Artigo

CAROLINA DE JESUS: REPRESENTAÇÕES DE GÊNERO E DE CLASSE SOCIAL NA OBRA QUARTO DE DESPEJO: DIÁRIO DE UMA FAVELADA (1955-1960)

STORI, Jessica Brisola1; ZECHLINSKI, Beatriz Polidori2;

Resumo

Introdução:Carolina Maria de Jesus foi uma escritora improvável, como a chamou Joel Rufino dos Santos. Ao escrever seu primeiro livro na favela do Canindé, em São Paulo, a escritora demonstrou transgredir limites sociais, econômicos, políticos e canônico-literários. Expôs em Quarto de Despejo: diário de uma favelada as condições em que viviam os moradores da favela; a fome, as ausências materiais, a solidão e a vontade em firmar-se escritora são uns dos temas trazidos por Carolina a partir de sua poética vibrante, baseada em sua experiência como mulher negra. Do contato com seu livro surgiu o interesse em auxiliar o resgate da autoria negra e demonstrar as possibilidades de diálogo com a pesquisa histórica à luz dos Estudos de Gênero e da escrita da História das Mulheres.

Objetivo:Nosso objetivo principal foi destacar e analisar as representações sociais de gênero e de classe social no livro Quarto de Despejo: diário de uma favelada de 1955 a 1960. Desse norte principal, elencamos alguns objetivos específicos, como destacar a identificação de Carolina de Jesus com a classe letrada, buscando pensar a quem Carolina endereçava seus escritos; interseccionar as representações de gênero e de classe social encontradas em Quarto de Despejo; e dialogar as representações destacadas com o contexto histórico e seus discursos hegemônicos de gênero.
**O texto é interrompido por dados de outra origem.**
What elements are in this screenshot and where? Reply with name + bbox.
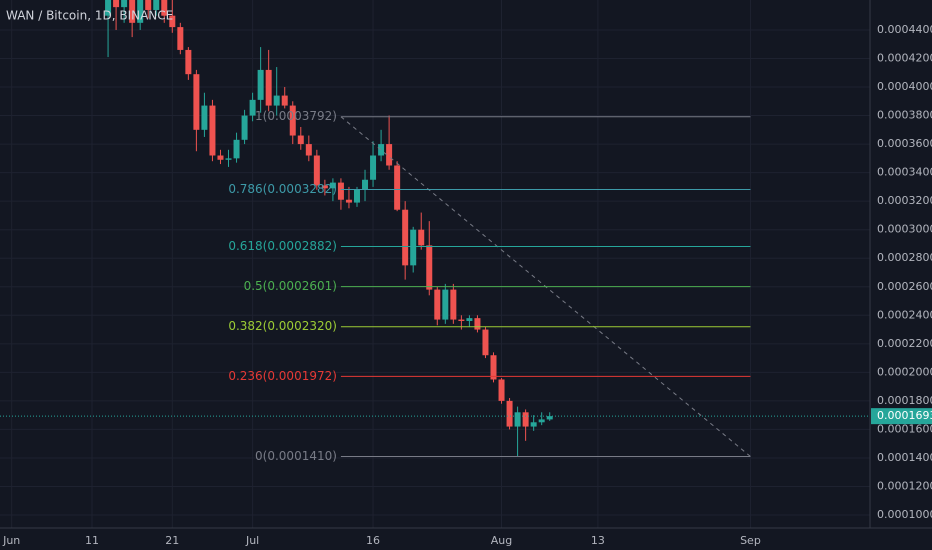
y-tick-label: 0.0004000 [877, 80, 932, 93]
candle-body [289, 105, 296, 136]
y-tick-label: 0.0003800 [877, 109, 932, 122]
candle-body [153, 0, 160, 10]
x-tick-label: 13 [591, 534, 605, 547]
candle-body [161, 0, 168, 16]
y-tick-label: 0.0002000 [877, 365, 932, 378]
candle-body [217, 155, 224, 160]
candle-body [105, 0, 112, 16]
candle-body [522, 412, 529, 427]
fib-label: 0.236(0.0001972) [228, 369, 337, 383]
axes: 0.00010000.00012000.00014000.00016000.00… [2, 23, 932, 547]
y-tick-label: 0.0003600 [877, 137, 932, 150]
x-tick-label: Jun [2, 534, 20, 547]
candle-body [225, 158, 232, 160]
candle-body [418, 229, 425, 246]
candle-body [273, 95, 280, 106]
candle-body [313, 155, 320, 186]
candle-body [514, 412, 521, 427]
candle-body [145, 0, 152, 10]
candle-body [434, 289, 441, 320]
candle-body [169, 15, 176, 28]
candle-body [402, 209, 409, 266]
candle-body [233, 139, 240, 159]
candle-body [281, 95, 288, 106]
candle-body [466, 318, 473, 321]
x-tick-label: 16 [366, 534, 380, 547]
candle-body [498, 379, 505, 401]
fib-label: 0.618(0.0002882) [228, 239, 337, 253]
y-tick-label: 0.0003200 [877, 194, 932, 207]
candle-body [265, 69, 272, 106]
candle-body [241, 115, 248, 140]
candle-body [329, 182, 336, 189]
candle-body [185, 49, 192, 75]
candle-body [426, 245, 433, 290]
candle-body [506, 400, 513, 427]
fib-label: 0.382(0.0002320) [228, 319, 337, 333]
grid [0, 0, 870, 528]
candle-body [177, 27, 184, 50]
fib-label: 0(0.0001410) [255, 449, 337, 463]
y-tick-label: 0.0003000 [877, 223, 932, 236]
fib-label: 0.5(0.0002601) [244, 279, 337, 293]
candle-body [450, 289, 457, 320]
x-tick-label: Aug [491, 534, 512, 547]
fib-retracement: 1(0.0003792) 0.786(0.0003282) 0.618(0.0002… [0, 109, 870, 463]
candle-body [442, 289, 449, 320]
candle-body [482, 329, 489, 356]
candle-body [121, 0, 128, 8]
candle-body [394, 165, 401, 210]
x-tick-label: Jul [245, 534, 259, 547]
candle-body [209, 105, 216, 156]
x-tick-label: 11 [85, 534, 99, 547]
y-tick-label: 0.0002800 [877, 251, 932, 264]
candle-body [137, 0, 144, 23]
candle-body [546, 416, 553, 420]
y-tick-label: 0.0001800 [877, 394, 932, 407]
y-tick-label: 0.0001600 [877, 422, 932, 435]
candle-body [353, 189, 360, 203]
candle-body [474, 318, 481, 330]
y-tick-label: 0.0002200 [877, 337, 932, 350]
candle-body [410, 229, 417, 266]
candle-body [345, 199, 352, 203]
candle-body [305, 144, 312, 156]
candle-body [378, 144, 385, 156]
chart-title: WAN / Bitcoin, 1D, BINANCE [6, 9, 173, 23]
candles [105, 0, 553, 457]
y-tick-label: 0.0004200 [877, 51, 932, 64]
candle-body [386, 144, 393, 166]
y-tick-label: 0.0002600 [877, 280, 932, 293]
candle-body [370, 155, 377, 180]
candle-body [321, 185, 328, 189]
x-tick-label: 21 [165, 534, 179, 547]
candle-body [362, 179, 369, 190]
candle-body [193, 74, 200, 130]
candle-body [490, 355, 497, 380]
last-price-box [871, 408, 932, 425]
y-tick-label: 0.0001000 [877, 508, 932, 521]
y-tick-label: 0.0003400 [877, 166, 932, 179]
fib-label: 0.786(0.0003282) [228, 182, 337, 196]
y-tick-label: 0.0004400 [877, 23, 932, 36]
candle-body [201, 105, 208, 130]
candle-body [113, 0, 120, 8]
y-tick-label: 0.0001200 [877, 479, 932, 492]
candle-body [257, 69, 264, 100]
fib-label: 1(0.0003792) [255, 109, 337, 123]
candle-body [530, 422, 537, 427]
candle-body [538, 419, 545, 423]
y-tick-label: 0.0002400 [877, 308, 932, 321]
candle-body [297, 135, 304, 145]
candle-body [129, 0, 136, 23]
y-tick-label: 0.0001400 [877, 451, 932, 464]
x-tick-label: Sep [740, 534, 761, 547]
candle-body [337, 182, 344, 200]
candle-body [249, 99, 256, 116]
candle-body [458, 319, 465, 321]
last-price-label: 0.0001693 [877, 409, 932, 422]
Metodologia:A partir do entendimento de que representações sociais são as visões de mundo carregadas das suas inúmeras influências externas (culturais, sociais, políticas, econômicas etc) e internas (subjetividades), e de que elas não correspondem ao fato em si e nem a completa mentira, mas sim, de pontos de vistas únicos, foi possível utilizar esse método de pesquisa para a análise de Quarto de Despejo. Assim, para melhor compreensão do que no livro constava, selecionamos as passagens que correspondiam às representações de gênero e de classe social e colocamos em diálogo com o discurso hegemônico de gênero, com as condições das mulheres e homens pobres do Brasil da década de 1950, para então podermos chegar aos resultados e conclusões.

Resultados:Chegamos à conclusão, portanto, que Carolina de Jesus se identificava com a classe letrada e para ela endereçava seus escritos. Tinha objetivo de denunciar as péssimas condições em que viviam os favelados do Canindé. Sob o viés de gênero e de classe encontramos alguns aspectos, como a violência contra a mulher, descrita por Carolina como resultado das precariedades em que viviam as pessoas pobres. A autonomia da mulher pobre e negra, a maternidade vivida sozinha, as ausências burocráticas do casamento e a liberdade sexual também são temas em Quarto de Depsejo.

Conclusões:Dessa forma, podemos concluir que as mulheres e homens de Quarto de Despejo viviam numa dinâmica social alheia ao discurso de gênero e à moralidade do período, mesmo que tentassem seguir os padrões eram impedidas/os pelas necessidades de sustento e precariedades em que viviam.

Palavras-chave:Representações Sociais. Gênero. Classe Social. Autoria feminina. Carolina de Jesus.